Reporters and editors of The New York Times are answering readers’ questions about “The Guantánamo Files,” The Times’s coverage of a trove of more than 700 classified files, obtained last year by the anti-secrecy organization WikiLeaks, about past and present detainees at the American military prison at Guantánamo Bay, Cuba. The documents were made available to The Times by another source on the condition of anonymity.

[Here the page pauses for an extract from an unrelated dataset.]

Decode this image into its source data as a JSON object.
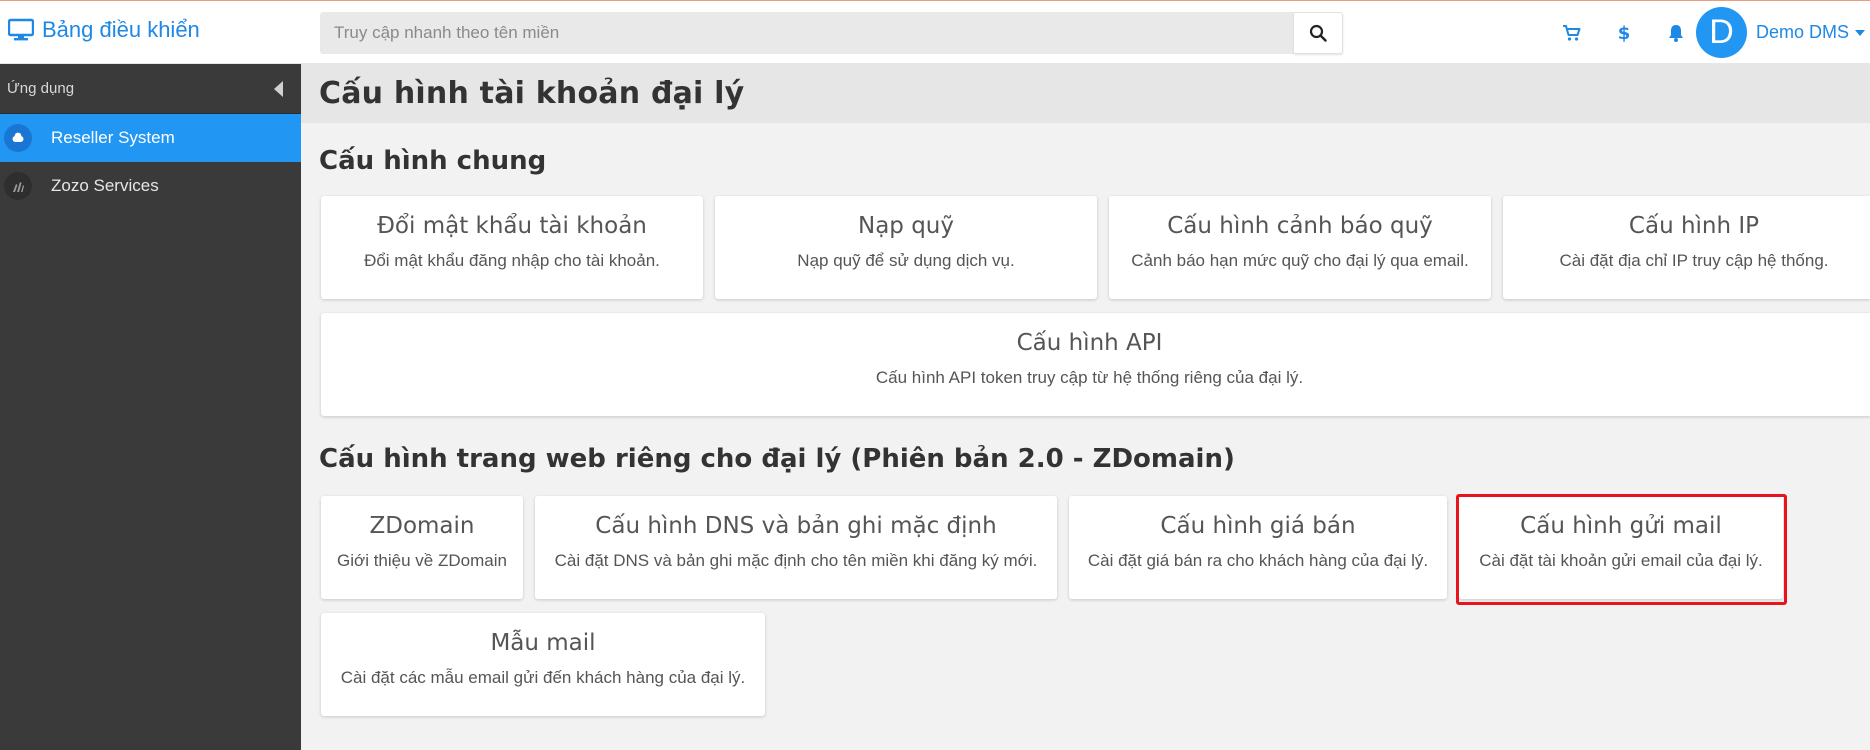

Questions may be submitted by e-mail to askthetimes@nytimes.com.

The Geneva Conventions
Q. Did any of the files show the military engaging in actions that violate the Geneva conventions? Was anyone harmed at the expense of the new information?
— John
A. The documents are assessments of each detainee, and they say almost nothing about the treatment of detainees, good or bad. They are totally focused on intelligence about what the detainees had allegedly done in the past and what danger they might pose if released. There is very little about the harsh treatment of some detainees early in the prison’s history, or the implications of that treatment for the veracity of what they told interrogators at the time.
— Scott Shane
Hardened Fighters
Q. How many of the detainees have histories going back to the Soviet-Afghan war?
— Barbara McKown
A. The majority of the detainees who were brought to Guantánamo are far too young to have fought the Soviets in the 1980s. Many of the non-Afghan Arabs who were swept up along the Afghanistan-Pakistan border in late 2001 were in their 20s and had gone there from their home countries — most often Saudi Arabia or Yemen — within the past couple of years. However, there are also a handful of veteran jihadists with long and storied histories — not just the Afghan-Soviet war in the 1980s, but also war zones like Bosnia and Chechnya.
— Charlie Savage
Purpose of the Files
Q. What use did the United States put all this information to, or was it just archived somewhere?
— Malena Marchan
A.These detainee assessments were prepared between 2002 and 2009 to summarize what the government knew about each detainee. They were an important part of the decision-making concerning which detainees could be sent home or transferred to other countries — 600 of 779 to date — and which should be kept at Guantanamo — 172 are still there. The Obama administration has since performed new reviews of each of the remaining detainees, but those new documents remain secret.
— Scott Shane
Why Not Call It Torture?
Q. The article today says the documents "are largely silent about the use of the harsh interrogation tactics at Guantánamo." Why does The New York Times continue to refuse to call torture by its name?
— Aaron Dome, Chicago
A. Some of the interrogation methods may fit a legal or common-sense definition of torture. Others may not. To refer to the whole range of practices as "torture" would be simply polemical.
— Bill Keller
The Safety of Americans
Q. How do you justify releasing these leaked secret documents, despite our government warning you that doing so may jeopardize the safety of Americans?
— B. Turgidson
A. We redacted or withheld documents that we believed could put lives at risk — Americans or not. For example, we agreed to excise the names of guards or interrogators who could conceivably be targets of reprisals. But a claim of "jeopardizing the safey of Americans" is a slippery slope. Some people would argue that simply drawing attention to Guantánamo Bay arouses hostility toward Americans. (That argument was made about the photographs of prisoner abuse at Abu Ghraib.) In weighing such concerns, we listen respectfully to the arguments of officials, but we do not surrender our own judgment.